Ade-oh said:
They certainly used to and if Fuji and Kodak pull out of film completely (which I doubt) it might well be profitable for them to do so again.
In any case, the question is, fundamentally, will film survive? My view is that it will, as a niche product for enthusiasts who like to use it and for some 'niche' pros as well. Of course it won't be a mass market product, any more than pro-spec DSLRs are a mass market product, but I predict there will be enough demand to keep film profitably in production for the rest of my lifetime.
I hope it does survive as a niche market. But the available information seems to me to argue against it.
Polaroid was held up as a prime example of a niche market. Now that it's gone, the same people who said it was a nice stable niche market are now saying it was a niche of a niche, and doesn't count. Well, ok. I guess.
My question would be - from whence will come the niche maker? The evidence seems to be that film manufacturers produce until it is no longer profitable to do so, and they they stop. They don't seem to 'throttle down' so much as they just stop. I am told some B&W outfits in the former eastern bloc countries stop and start from time to time - produce a few batches, then shut down again. But that's not color, just B&W. And it is hard to keep people on the payroll for a couple weeks a year.
So my idea of a what a niche market producer would be would be someone who buys some old equipment from Kodak or whomever (Ferrania has a factory in OK, Mitsubishi had one in Rye, NY), and build something on a small scale that would be maintainable.
But I doubt it would work in the USA. Kodak is / was listed as one of the biggest polluters on earth by the EPA - they could keep on doing as they had been only because they had been around so long they were grandfathered past many environmental regulations. I doubt a new plant is going to get EPA certification to make film in the USA. For the same reason, I doubt Kodak, etc, can simply sell a film factory to another company and have it take over operations.
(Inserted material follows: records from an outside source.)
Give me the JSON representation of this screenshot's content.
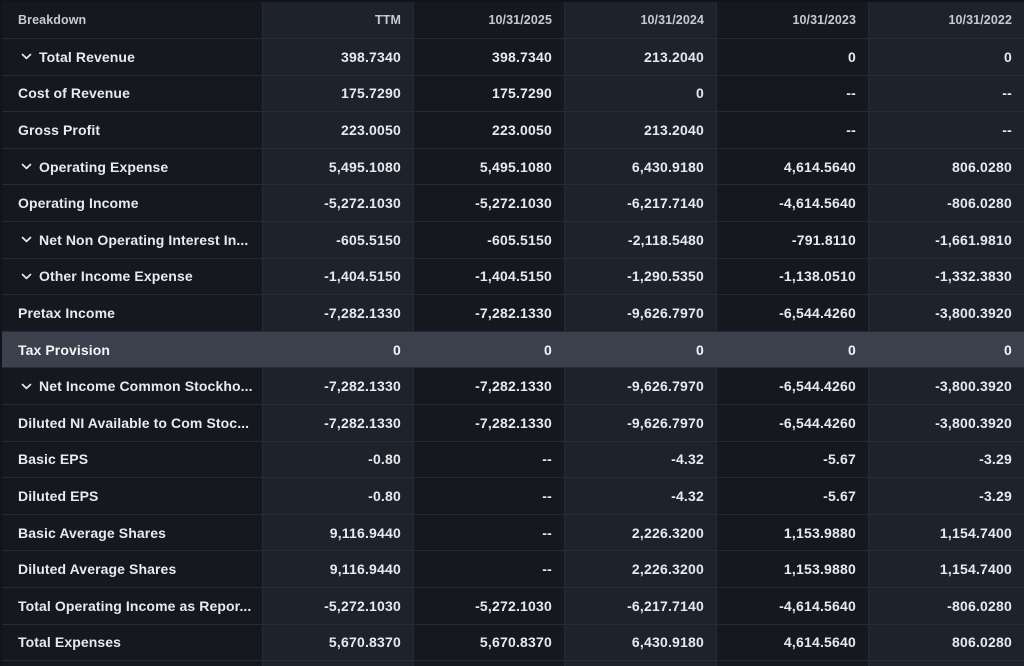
{
  "table": {
    "columns": [
      "Breakdown",
      "TTM",
      "10/31/2025",
      "10/31/2024",
      "10/31/2023",
      "10/31/2022"
    ],
    "rows": [
      {
        "label": "Total Revenue",
        "expandable": true,
        "highlighted": false,
        "values": [
          "398.7340",
          "398.7340",
          "213.2040",
          "0",
          "0"
        ]
      },
      {
        "label": "Cost of Revenue",
        "expandable": false,
        "highlighted": false,
        "values": [
          "175.7290",
          "175.7290",
          "0",
          "--",
          "--"
        ]
      },
      {
        "label": "Gross Profit",
        "expandable": false,
        "highlighted": false,
        "values": [
          "223.0050",
          "223.0050",
          "213.2040",
          "--",
          "--"
        ]
      },
      {
        "label": "Operating Expense",
        "expandable": true,
        "highlighted": false,
        "values": [
          "5,495.1080",
          "5,495.1080",
          "6,430.9180",
          "4,614.5640",
          "806.0280"
        ]
      },
      {
        "label": "Operating Income",
        "expandable": false,
        "highlighted": false,
        "values": [
          "-5,272.1030",
          "-5,272.1030",
          "-6,217.7140",
          "-4,614.5640",
          "-806.0280"
        ]
      },
      {
        "label": "Net Non Operating Interest In...",
        "expandable": true,
        "highlighted": false,
        "values": [
          "-605.5150",
          "-605.5150",
          "-2,118.5480",
          "-791.8110",
          "-1,661.9810"
        ]
      },
      {
        "label": "Other Income Expense",
        "expandable": true,
        "highlighted": false,
        "values": [
          "-1,404.5150",
          "-1,404.5150",
          "-1,290.5350",
          "-1,138.0510",
          "-1,332.3830"
        ]
      },
      {
        "label": "Pretax Income",
        "expandable": false,
        "highlighted": false,
        "values": [
          "-7,282.1330",
          "-7,282.1330",
          "-9,626.7970",
          "-6,544.4260",
          "-3,800.3920"
        ]
      },
      {
        "label": "Tax Provision",
        "expandable": false,
        "highlighted": true,
        "values": [
          "0",
          "0",
          "0",
          "0",
          "0"
        ]
      },
      {
        "label": "Net Income Common Stockho...",
        "expandable": true,
        "highlighted": false,
        "values": [
          "-7,282.1330",
          "-7,282.1330",
          "-9,626.7970",
          "-6,544.4260",
          "-3,800.3920"
        ]
      },
      {
        "label": "Diluted NI Available to Com Stoc...",
        "expandable": false,
        "highlighted": false,
        "values": [
          "-7,282.1330",
          "-7,282.1330",
          "-9,626.7970",
          "-6,544.4260",
          "-3,800.3920"
        ]
      },
      {
        "label": "Basic EPS",
        "expandable": false,
        "highlighted": false,
        "values": [
          "-0.80",
          "--",
          "-4.32",
          "-5.67",
          "-3.29"
        ]
      },
      {
        "label": "Diluted EPS",
        "expandable": false,
        "highlighted": false,
        "values": [
          "-0.80",
          "--",
          "-4.32",
          "-5.67",
          "-3.29"
        ]
      },
      {
        "label": "Basic Average Shares",
        "expandable": false,
        "highlighted": false,
        "values": [
          "9,116.9440",
          "--",
          "2,226.3200",
          "1,153.9880",
          "1,154.7400"
        ]
      },
      {
        "label": "Diluted Average Shares",
        "expandable": false,
        "highlighted": false,
        "values": [
          "9,116.9440",
          "--",
          "2,226.3200",
          "1,153.9880",
          "1,154.7400"
        ]
      },
      {
        "label": "Total Operating Income as Repor...",
        "expandable": false,
        "highlighted": false,
        "values": [
          "-5,272.1030",
          "-5,272.1030",
          "-6,217.7140",
          "-4,614.5640",
          "-806.0280"
        ]
      },
      {
        "label": "Total Expenses",
        "expandable": false,
        "highlighted": false,
        "values": [
          "5,670.8370",
          "5,670.8370",
          "6,430.9180",
          "4,614.5640",
          "806.0280"
        ]
      }
    ],
    "colors": {
      "column_dark": "#15181f",
      "column_light": "#1e222b",
      "row_highlight": "#3a414c",
      "border": "#272c34",
      "header_text": "#c6cad2",
      "body_text": "#e7eaee"
    }
  }
}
The areas of the world where pollution is not such a concern and the capability exists to make film seem to be centralized in certain regions of China. And in fact, Kodak and Fuji make a lot of film in China.
But if you have been following the news (I do), Kodak, which had previously (and disastrously) invested a billion dollars into the Chinese film manufacturing industry because they thought that emerging market would buy film instead of digital cameras, has demanded (and received) permission to spin off their investment in Lucky. Lucky was forced to issue hundreds of millions in bonds to buy themselves out of Kodak's grip. Lucky now stands alone, and I suspect their luck has run out. Watch for them to quietly cease production shortly.
http://studio-5.financialcontent.com/smalltimes?Page=Quote&Ticker=EK
Kodak bought a huge stake in Lucky in 2003, and ended it Feb 10, 2008. They paid nearly a billion dollars and sold it for 37 million. Wow.
I'm sorry, I don't see a niche manufacturer emerging. I wish I did, I promise.